Direi però, tornando al motivo dominante del mio post, che tutto ciò non nega un fatto storico a mio modo di vedere indubitabile:
anche gli gnostici e tutti i movimenti affini hanno interpretato il cosiddetto Cristo a modo loro, al di là del suo vero valore storico.
Ieshuah ha sicuramente tentato di farsi accettare come maschiach dal popolo ebraico e questo fu un gesto dal forte sapore politico a prescindere dalla sua dottrina che sicuramente si arricchiva di ulteriori aspetti, mistici, morali, ma anche sociali.
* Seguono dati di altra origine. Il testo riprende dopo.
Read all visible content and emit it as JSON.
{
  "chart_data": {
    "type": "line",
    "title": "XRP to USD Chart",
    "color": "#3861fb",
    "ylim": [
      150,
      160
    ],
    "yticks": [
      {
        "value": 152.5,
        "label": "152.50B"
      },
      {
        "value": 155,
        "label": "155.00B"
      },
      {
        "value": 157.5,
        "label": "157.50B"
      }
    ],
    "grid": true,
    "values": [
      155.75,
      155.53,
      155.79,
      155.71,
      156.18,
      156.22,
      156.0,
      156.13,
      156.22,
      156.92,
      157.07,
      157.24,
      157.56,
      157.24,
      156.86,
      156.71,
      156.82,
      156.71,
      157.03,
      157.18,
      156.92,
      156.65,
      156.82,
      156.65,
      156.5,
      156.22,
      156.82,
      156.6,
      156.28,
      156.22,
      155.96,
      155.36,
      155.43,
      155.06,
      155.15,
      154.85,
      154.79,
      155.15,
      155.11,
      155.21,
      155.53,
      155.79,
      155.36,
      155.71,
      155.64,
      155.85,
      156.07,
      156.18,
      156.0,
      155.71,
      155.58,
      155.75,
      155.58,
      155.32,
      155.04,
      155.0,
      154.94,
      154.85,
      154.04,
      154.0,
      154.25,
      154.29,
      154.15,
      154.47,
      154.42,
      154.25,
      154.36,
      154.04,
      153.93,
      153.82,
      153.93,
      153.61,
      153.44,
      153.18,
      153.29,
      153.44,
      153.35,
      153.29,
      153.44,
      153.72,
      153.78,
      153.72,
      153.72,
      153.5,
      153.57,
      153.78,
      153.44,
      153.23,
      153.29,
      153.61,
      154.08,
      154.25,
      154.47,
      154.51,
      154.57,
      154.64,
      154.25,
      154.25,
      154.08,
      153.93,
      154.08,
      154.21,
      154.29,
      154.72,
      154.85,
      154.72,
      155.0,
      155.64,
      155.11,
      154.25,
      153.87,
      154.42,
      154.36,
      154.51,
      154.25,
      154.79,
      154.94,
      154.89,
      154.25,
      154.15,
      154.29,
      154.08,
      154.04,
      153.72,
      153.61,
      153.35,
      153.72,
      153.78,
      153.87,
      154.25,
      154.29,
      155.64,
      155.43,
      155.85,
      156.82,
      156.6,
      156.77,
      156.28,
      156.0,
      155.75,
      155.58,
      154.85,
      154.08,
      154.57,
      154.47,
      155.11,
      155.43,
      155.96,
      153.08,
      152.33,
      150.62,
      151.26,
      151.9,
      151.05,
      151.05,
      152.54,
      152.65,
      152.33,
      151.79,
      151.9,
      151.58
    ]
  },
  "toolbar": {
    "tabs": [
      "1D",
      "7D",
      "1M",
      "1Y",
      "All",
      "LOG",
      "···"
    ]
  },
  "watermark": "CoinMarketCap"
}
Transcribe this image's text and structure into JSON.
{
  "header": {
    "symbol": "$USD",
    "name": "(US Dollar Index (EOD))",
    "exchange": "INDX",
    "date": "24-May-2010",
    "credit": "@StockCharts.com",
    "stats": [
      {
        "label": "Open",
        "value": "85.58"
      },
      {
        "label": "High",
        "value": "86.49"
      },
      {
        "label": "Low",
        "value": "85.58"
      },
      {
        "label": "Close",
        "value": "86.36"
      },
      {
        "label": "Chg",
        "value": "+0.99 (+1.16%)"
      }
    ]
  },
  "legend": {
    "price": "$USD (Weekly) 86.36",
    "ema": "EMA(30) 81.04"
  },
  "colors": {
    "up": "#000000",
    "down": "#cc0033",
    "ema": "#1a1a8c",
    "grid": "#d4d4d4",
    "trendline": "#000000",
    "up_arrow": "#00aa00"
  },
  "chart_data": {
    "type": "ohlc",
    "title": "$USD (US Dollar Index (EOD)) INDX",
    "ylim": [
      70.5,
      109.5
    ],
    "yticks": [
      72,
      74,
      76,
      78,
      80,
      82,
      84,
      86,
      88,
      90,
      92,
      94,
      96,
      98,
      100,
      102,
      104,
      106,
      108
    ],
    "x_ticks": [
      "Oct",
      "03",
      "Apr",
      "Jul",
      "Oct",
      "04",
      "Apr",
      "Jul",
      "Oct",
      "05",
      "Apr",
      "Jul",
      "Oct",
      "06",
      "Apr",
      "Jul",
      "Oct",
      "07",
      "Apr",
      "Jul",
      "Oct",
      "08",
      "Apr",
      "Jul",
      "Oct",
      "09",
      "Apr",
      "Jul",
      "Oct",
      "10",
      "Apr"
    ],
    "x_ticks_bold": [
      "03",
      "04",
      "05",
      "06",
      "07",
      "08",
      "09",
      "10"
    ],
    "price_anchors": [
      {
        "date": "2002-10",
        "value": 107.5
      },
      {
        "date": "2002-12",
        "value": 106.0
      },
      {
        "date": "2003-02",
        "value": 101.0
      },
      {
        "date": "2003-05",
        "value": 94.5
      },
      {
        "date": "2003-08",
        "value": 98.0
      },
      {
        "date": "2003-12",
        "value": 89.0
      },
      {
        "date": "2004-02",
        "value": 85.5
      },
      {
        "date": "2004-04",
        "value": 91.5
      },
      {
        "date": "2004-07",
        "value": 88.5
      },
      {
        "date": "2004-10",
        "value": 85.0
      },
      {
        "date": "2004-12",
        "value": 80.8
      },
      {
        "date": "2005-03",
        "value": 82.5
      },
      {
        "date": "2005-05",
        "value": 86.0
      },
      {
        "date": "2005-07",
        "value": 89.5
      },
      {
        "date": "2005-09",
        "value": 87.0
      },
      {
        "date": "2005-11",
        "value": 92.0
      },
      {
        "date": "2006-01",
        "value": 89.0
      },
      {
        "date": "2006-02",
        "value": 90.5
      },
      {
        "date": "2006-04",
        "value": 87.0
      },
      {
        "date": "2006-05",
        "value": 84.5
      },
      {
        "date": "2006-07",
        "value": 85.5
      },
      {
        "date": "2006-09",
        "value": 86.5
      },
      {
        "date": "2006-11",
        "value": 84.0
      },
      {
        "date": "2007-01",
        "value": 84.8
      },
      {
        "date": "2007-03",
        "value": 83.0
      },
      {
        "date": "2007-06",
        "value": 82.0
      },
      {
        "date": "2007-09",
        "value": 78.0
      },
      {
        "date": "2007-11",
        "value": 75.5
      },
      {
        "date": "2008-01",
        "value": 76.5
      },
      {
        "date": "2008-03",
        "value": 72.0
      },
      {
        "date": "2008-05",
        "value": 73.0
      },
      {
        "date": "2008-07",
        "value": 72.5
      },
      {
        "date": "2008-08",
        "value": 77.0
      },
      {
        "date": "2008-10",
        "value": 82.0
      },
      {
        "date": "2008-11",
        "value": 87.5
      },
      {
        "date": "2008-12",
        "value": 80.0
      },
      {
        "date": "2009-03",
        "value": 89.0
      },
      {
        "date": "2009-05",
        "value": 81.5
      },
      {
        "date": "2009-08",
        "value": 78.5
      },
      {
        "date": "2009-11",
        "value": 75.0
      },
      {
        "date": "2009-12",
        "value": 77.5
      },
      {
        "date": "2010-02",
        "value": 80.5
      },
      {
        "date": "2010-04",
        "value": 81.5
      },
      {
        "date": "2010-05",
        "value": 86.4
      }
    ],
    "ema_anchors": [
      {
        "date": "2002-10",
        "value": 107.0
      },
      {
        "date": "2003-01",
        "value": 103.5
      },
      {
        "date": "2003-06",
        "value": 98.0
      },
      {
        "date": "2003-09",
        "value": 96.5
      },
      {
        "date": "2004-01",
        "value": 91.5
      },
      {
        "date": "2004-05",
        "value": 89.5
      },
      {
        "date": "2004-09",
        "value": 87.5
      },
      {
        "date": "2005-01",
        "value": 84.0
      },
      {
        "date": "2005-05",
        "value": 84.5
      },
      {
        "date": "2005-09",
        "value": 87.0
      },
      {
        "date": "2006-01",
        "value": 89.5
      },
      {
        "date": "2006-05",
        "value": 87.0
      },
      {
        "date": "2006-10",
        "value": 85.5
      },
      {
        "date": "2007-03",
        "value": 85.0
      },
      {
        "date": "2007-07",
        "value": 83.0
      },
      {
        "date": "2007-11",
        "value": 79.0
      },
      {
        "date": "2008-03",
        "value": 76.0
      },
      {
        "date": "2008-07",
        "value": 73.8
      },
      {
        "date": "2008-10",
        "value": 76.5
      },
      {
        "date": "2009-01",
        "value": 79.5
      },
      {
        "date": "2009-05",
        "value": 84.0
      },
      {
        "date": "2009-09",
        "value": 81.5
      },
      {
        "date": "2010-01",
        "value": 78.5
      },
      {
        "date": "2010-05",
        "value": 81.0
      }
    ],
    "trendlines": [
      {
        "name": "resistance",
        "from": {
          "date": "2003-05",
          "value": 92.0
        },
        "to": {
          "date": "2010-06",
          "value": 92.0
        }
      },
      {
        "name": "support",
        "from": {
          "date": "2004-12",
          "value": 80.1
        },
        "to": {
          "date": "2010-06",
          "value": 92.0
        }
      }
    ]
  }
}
Del resto, è il destino dei cosiddetti profeti, che letteralmente "parlano per l'altro", cioè interpretano, essere a loro volta interpretati.
Fonti? serie e non Dan Brown, canzoni punk e novellisti vari.
PS: ma se per te Gesú era un impostore o addirittura non é mai esistito, perché tutto questo interesse su di lui?
All'epoca non avevo certo la pretesa di scrivere un articolo accademico, solo una sorta di rendiconto delle mie letture, se così si può chiamare.
Tra cui non è contemplato il romanzo di Dan Brown, che non ho mai letto - ci ho provato, ma l'ho trovato troppo noioso - che infatti non cito come "fonte", né cito come fonti gli altri che riporti, semmai come raffronti.
Quanto al mio interesse per Gesù, ti posso semplicemente rispondere che, se per caso non te ne sei accorto, da quando siamo nati ci martellano i marroni con il suo nome, specialmente a Natale, quando infatti ho scritto questo post nell'ormai lontano 2006. Inoltre la Chiesa cattolica in Italia è molto potente, grazie a oltre un miliardo di euro all'anno che gli regaliamo con l'8xmille, senza contare tutti gli altri proventi che incamera.
Fare un po' di chiarezza su tutto ciò penso che sia stato un sano esercizio.
A uno studio storico p.d. mi riservo di dedicarmici più in là, se ne avrò voglia, in effetti sono altre le cose che più mi interessano.
Poi, ognuno è libero a credere a tutte le favole che vuole, da Cappuccetto rosso, a Babbo Natale e anche a Gesù Cristo.